Pure by Julianna Baggott

Pure by Julianna Baggott is a post apocalyptic-come-dystopian gem. I headed into it blind and with no expectations and found myself immediately drawn into this well-crafted world. After a ‘detonation’ has left the earth a shadow of its former self, the residents still left standing—none of them (at least, those outside of ‘the dome’) intact—are left to fend for themselves in a new order of life. And said new order involves adhering to rules and regulations, teenagers being rounded up once they ‘come of age’, killing for sport, hunger and desperation, manipulation, and living in fear but also in hope.

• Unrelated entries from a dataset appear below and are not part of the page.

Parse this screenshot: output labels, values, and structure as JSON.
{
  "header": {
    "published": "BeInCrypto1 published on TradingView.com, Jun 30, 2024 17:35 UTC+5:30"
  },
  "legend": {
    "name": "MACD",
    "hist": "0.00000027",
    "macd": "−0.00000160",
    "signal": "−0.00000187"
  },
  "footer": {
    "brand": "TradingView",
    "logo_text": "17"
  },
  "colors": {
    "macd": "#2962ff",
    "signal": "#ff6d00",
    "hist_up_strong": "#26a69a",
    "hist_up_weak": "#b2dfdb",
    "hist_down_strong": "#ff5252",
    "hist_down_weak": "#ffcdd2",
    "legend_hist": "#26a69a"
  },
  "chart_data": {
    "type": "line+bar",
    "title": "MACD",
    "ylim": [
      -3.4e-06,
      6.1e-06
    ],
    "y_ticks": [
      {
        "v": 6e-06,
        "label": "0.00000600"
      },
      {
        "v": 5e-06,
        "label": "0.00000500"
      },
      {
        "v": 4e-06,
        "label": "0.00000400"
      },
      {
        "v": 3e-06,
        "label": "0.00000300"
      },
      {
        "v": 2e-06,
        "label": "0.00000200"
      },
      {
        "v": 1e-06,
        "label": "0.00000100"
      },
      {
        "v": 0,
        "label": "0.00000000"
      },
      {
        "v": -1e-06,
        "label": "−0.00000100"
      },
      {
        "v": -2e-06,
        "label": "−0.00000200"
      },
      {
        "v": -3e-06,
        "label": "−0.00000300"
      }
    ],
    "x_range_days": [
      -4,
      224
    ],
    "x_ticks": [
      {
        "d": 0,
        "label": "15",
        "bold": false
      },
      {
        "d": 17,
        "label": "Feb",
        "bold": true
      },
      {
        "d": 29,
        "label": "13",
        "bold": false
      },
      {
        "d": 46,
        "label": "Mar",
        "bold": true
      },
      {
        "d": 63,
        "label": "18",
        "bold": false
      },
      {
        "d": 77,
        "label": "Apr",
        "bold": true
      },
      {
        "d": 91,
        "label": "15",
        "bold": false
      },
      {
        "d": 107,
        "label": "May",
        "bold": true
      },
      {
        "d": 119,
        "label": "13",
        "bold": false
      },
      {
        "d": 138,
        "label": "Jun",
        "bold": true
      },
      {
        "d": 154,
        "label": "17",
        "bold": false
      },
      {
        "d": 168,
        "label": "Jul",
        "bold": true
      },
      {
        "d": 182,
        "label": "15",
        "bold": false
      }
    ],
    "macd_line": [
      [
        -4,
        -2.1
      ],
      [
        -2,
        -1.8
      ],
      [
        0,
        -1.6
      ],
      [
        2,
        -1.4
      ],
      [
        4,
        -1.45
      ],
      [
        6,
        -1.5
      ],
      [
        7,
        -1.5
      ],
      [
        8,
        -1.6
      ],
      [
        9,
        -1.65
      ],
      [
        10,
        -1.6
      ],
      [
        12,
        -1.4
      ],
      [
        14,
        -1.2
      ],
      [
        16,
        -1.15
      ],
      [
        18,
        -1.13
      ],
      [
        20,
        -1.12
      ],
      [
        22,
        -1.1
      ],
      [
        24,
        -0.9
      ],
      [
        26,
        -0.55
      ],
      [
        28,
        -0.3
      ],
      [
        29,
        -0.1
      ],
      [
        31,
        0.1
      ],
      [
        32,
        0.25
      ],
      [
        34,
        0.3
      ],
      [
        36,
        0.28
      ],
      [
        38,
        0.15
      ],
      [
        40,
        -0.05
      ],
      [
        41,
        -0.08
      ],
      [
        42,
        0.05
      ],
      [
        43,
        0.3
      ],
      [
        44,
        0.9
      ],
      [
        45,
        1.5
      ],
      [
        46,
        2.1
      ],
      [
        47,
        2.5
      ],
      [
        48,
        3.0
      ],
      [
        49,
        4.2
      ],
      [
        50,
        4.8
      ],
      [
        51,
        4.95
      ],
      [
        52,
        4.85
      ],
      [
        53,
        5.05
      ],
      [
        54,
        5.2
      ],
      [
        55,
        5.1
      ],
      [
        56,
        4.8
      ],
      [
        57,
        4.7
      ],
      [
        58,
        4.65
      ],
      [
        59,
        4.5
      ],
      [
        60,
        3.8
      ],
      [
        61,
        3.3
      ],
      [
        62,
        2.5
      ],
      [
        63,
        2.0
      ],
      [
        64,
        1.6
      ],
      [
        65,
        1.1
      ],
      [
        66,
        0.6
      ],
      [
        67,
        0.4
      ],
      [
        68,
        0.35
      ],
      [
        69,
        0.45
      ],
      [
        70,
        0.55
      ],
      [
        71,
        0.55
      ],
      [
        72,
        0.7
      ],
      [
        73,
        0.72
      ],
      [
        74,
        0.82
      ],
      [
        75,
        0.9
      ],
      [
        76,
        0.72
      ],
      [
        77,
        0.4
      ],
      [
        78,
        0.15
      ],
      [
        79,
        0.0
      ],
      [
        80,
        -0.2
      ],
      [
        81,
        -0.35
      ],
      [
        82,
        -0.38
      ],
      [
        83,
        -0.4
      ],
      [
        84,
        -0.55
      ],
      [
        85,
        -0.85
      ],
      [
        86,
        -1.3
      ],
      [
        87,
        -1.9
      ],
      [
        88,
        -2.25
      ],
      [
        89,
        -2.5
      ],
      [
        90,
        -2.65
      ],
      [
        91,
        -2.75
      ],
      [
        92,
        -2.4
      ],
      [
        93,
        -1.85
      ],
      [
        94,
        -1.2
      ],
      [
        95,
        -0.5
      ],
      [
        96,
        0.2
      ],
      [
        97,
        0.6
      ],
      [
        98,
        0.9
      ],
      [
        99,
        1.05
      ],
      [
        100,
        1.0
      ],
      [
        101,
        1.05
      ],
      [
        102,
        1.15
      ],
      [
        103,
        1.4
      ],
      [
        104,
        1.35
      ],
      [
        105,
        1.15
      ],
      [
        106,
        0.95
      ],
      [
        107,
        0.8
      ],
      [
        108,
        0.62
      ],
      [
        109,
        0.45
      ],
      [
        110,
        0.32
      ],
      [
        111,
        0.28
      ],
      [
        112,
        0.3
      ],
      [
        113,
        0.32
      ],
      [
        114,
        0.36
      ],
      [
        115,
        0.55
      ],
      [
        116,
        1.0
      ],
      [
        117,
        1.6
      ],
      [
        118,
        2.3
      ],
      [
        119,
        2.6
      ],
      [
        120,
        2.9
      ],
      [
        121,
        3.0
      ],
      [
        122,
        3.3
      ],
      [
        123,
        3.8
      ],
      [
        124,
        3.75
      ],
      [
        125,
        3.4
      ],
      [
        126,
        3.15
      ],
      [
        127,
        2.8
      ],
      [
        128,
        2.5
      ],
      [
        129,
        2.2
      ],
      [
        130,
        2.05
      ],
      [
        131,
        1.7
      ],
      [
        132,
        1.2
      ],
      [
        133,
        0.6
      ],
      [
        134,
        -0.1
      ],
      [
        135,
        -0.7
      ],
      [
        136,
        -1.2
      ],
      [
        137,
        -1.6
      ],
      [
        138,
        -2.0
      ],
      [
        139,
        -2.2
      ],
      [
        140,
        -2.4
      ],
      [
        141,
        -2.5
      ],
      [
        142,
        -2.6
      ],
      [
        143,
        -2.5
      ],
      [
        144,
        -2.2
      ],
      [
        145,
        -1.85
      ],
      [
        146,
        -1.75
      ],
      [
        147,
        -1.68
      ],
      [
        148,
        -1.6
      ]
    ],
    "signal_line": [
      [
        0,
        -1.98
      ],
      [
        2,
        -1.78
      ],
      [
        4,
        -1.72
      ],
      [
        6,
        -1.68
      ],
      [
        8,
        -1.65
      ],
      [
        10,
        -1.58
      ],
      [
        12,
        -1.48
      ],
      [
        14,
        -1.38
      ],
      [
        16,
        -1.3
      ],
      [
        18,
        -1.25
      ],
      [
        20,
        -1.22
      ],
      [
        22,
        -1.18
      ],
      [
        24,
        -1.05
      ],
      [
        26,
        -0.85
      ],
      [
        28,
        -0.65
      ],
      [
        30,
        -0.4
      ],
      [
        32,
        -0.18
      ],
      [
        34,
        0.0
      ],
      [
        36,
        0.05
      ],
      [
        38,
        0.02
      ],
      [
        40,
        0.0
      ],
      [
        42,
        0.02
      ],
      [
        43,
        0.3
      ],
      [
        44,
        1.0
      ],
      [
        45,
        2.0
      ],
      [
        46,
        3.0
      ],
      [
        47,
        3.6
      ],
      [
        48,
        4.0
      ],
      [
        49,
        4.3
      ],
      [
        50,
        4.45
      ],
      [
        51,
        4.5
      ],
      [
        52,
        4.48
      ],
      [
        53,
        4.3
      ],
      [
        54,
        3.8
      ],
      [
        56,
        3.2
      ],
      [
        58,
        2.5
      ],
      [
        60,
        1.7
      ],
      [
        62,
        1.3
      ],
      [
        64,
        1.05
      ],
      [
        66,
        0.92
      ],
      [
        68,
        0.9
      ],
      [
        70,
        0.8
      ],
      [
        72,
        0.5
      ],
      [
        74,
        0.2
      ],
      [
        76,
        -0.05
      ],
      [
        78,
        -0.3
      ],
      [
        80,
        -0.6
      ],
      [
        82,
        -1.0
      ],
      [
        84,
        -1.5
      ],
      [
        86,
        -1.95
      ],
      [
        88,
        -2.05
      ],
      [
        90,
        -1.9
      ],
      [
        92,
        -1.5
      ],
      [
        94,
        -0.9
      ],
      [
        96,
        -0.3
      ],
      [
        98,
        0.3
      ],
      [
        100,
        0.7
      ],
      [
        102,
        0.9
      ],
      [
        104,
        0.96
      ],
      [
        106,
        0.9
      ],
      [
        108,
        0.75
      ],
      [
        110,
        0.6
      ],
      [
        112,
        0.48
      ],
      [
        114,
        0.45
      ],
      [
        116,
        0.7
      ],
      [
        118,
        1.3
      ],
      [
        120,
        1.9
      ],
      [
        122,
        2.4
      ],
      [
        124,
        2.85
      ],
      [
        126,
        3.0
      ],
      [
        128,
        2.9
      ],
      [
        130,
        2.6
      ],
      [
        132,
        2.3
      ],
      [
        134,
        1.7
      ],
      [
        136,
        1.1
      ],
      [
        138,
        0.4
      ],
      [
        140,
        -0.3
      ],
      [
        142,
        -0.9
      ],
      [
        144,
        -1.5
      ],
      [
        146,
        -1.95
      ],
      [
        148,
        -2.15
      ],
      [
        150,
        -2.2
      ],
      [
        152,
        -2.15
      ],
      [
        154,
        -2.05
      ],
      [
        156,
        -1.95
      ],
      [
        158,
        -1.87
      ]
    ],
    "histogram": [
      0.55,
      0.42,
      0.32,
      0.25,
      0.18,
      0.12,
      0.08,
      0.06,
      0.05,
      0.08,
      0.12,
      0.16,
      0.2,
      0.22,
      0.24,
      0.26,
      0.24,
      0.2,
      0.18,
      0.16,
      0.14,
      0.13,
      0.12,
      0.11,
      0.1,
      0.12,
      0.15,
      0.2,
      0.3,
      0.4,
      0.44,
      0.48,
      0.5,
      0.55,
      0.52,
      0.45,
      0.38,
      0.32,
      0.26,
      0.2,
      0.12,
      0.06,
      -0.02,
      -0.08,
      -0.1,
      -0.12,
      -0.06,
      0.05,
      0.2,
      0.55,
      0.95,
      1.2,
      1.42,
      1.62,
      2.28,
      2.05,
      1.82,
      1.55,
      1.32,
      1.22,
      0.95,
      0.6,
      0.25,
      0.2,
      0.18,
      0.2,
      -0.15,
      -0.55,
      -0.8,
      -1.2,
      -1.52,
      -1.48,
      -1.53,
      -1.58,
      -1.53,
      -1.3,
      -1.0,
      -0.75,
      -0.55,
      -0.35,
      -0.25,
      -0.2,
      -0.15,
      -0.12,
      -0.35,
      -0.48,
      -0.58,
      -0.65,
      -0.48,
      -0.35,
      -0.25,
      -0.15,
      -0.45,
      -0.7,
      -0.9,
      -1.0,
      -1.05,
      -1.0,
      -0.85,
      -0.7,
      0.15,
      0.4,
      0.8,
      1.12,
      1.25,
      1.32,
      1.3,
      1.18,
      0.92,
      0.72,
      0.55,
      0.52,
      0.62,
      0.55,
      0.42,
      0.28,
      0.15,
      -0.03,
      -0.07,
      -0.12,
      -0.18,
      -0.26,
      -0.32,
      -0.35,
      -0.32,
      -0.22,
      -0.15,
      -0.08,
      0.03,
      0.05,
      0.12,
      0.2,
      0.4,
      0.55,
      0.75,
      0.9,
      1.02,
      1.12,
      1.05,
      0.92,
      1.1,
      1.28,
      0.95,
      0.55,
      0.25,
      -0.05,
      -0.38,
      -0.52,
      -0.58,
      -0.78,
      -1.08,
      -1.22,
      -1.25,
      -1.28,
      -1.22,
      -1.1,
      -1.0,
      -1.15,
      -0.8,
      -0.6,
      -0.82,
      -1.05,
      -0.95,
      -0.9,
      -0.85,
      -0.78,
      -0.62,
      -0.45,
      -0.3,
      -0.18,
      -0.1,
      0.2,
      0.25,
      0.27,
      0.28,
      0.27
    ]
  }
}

It ‘appears’ that the only ones who’re safe are those living within the dome—a structure created prior to the blast that ‘some more fortunate’ characters managed to reach in time to save themselves from the fallout. And of those existing outside of the dome? There isn’t a perfectly human specimen left amongst them. Some have merged with the earth, some with animals, some with inanimate objects. It’s a refreshing read indeed where pretty much every character, bar one, that the author wants the reader to fall in love with is scarred/deformed/mutated—even more so as, other than the references to their physical imperfections, those unnatural aspects of them are so much a part of the character that the reader 100% sees the character as a whole much more than concentrating on their irregularities. And I loved this. I loved that we’re given a bunch of folk who are disturbingly ‘messed up’, yet I still loved them, still found myself endeared or attracted to them, still found them (*cough* Bradwell *cough*) beautiful in my mind’s eye—and I definitely found them intriguing. It’s a great reminder that beauty comes from within, and within the pages of Pure, it’s also very well handled.


Oh, and those abovementioned mutations? They’re horrifying. Like, scary horrifying.


So enough about the characters, what about the world building? I can’t praise it enough. It’s well thought out, well woven, seriously well described, and not a moment passed within the book that I didn’t understand what the author was trying to plant in my head. Think Hunger Games level of world building and you’ve about hit the nail on the head for that in Pure.


And the plot itself? Well, I’m not actually going to delve into that other than to say it’s a goodie. Because there are (as stated above) manipulations and double crossing and family secrets and twists and turns, and whilst this isn’t a fast read by any means—what book with big world building ever is—I found the closer I got to the action, the faster I ploughed through the pages, and the closer I got to the end and the reveals, the more eager the pace became to keep nudging me along.


In short: great world building, great descriptions, great characterisations, great twists and turns, and I’m really looking forward to reading Fuse.


I would like to thank the publisher for providing me with a copy of this title in exchange for an honest review. This has in no way affected my opinion.